BACKGROUND: Colorectal bacteria may play a role in the pathogenesis of inflammatory bowel disease (IBD). To test the hypothesis that, in affected patients, the numbers of potentially protective mucosal bacteria might be reduced and pathogenic species increased, we compared rectal mucosa-associated flora in patients with IBD and normal controls. METHODS: Snap-frozen rectal biopsies taken at routine diagnostic colonoscopy from 33 patients with ulcerative colitis, 6 patients with Crohn's disease, and 14 controls with normal colonoscopy were processed, and individual bacterial groups were counted using fluorescent in situ hybridization. RESULTS: Bacteria were mostly found apposed to the epithelial surface and within crypts. Epithelium-associated counts of bifidobacteria in active [median 15/mm of epithelial surface (range, 4-56), n = 14] and quiescent ulcerative colitis [26/mm (range, 11-140), n = 19] were lower than in controls [56/mm (range, 0-144), n = 14; P = 0.006 and P = 0.03, respectively]. Conversely, epithelium-associated Escherichia coli counts were higher in active [82/mm (range, 56-136)] than inactive ulcerative colitis [6/mm (range, 0-136), P = 0.0001] or controls [0/mm (range, 0-16), P < 0.0001]. Epithelium-associated clostridia counts were also higher in active [3/mm (range, 0-9)] than inactive colitis [0/mm (range, 0-9), P = 0.03] or controls [0/mm (range, 0-1); P = 0.0007]. Epithelium-associated E. coli counts were higher in Crohn's disease [42/mm (range, 3-90), n = 6] than controls (P = 0.0006). E. coli were also found as individual bacteria and in clusters in the lamina propria in ulcerative colitis and Crohn's disease but in none of the controls (P < 0.01). Numbers of Lactobacillus and Bacteroides showed no differences between patient groups. CONCLUSIONS: The reduction in mucosa-associated bifidobacteria and increase in E. coli and clostridia in patients with IBD supports the hypothesis that an imbalance between potentially beneficial and pathogenic bacteria may contribute to its pathogenesis.

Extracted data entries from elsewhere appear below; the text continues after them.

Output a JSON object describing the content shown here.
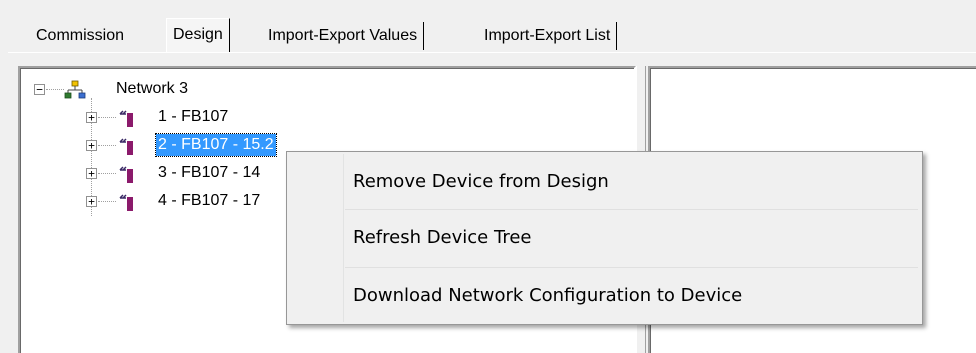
{
  "tabs": [
    {
      "label": "Commission",
      "active": false
    },
    {
      "label": "Design",
      "active": true
    },
    {
      "label": "Import-Export Values",
      "active": false
    },
    {
      "label": "Import-Export List",
      "active": false
    }
  ],
  "tree": {
    "root": {
      "label": "Network 3",
      "icon": "network-icon",
      "expanded": true
    },
    "devices": [
      {
        "label": "1 - FB107",
        "icon": "device-icon",
        "selected": false
      },
      {
        "label": "2 - FB107 - 15.2",
        "icon": "device-icon",
        "selected": true
      },
      {
        "label": "3 - FB107 - 14",
        "icon": "device-icon",
        "selected": false
      },
      {
        "label": "4 - FB107 - 17",
        "icon": "device-icon",
        "selected": false
      }
    ]
  },
  "context_menu": {
    "items": [
      {
        "label": "Remove Device from Design"
      },
      {
        "label": "Refresh Device Tree"
      },
      {
        "label": "Download Network Configuration to Device"
      }
    ]
  },
  "colors": {
    "selection": "#3399ff",
    "device_icon_body": "#8b1a6b",
    "network_icon": "#2f7a2f"
  }
}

Quantification and characterization of mucosa-associated and intracellular Escherichia coli in inflammatory bowel disease.

BACKGROUND: Mucosa-associated Escherichia coli are abundant in inflammatory bowel disease (IBD), but whether these bacteria gain intracellular access within the mucosa is uncertain. If E. coli does gain intracellular access, the contribution of bacterial pathogenicity to this requires further elucidation. This study aimed to quantify and characterize mucosa-associated and intracellular E. coli in patients with IBD and in healthy control subjects (HC). METHODS: Mucosal biopsies from 30 patients with Crohn's disease (CD), 15 with ulcerative colitis (UC), and 14 HC were cultured with or without gentamicin protection to recover intracellular or mucosa-associated E. coli, respectively. Overall, 40 strains (CD: n = 24, UC: n = 9, and HC: n = 7) were characterized by phylogenetic typing, adhesion and invasion assays, detection of virulence factors, antimicrobial resistance genes, and proteomic analysis. RESULTS: Mucosa-associated E. coli were more abundant in CD and UC than in HC (2750 versus 1350 versus 230 median colony-forming units per biopsy; P = 0.01). Intracellular E. coli were more prevalent in CD (90%) than in UC (47%) or HC mucosal biopsies (0%) (P < 0.001). Of 24 CD strains, 2 were adherent and invasive, but there were no unifying pathogenicity determinants that could distinguish most CD strains from UC or HC strains, or intracellular isolates from mucosa-associated isolates. CONCLUSIONS: Intracellular E. coli are more common in CD than in UC and not identified in HC. Most intracellular E. coli did not have characterizing pathogenic features, suggesting a significant role for defects in mucosal immunity or barrier dysfunction in their ability to gain intracellular access.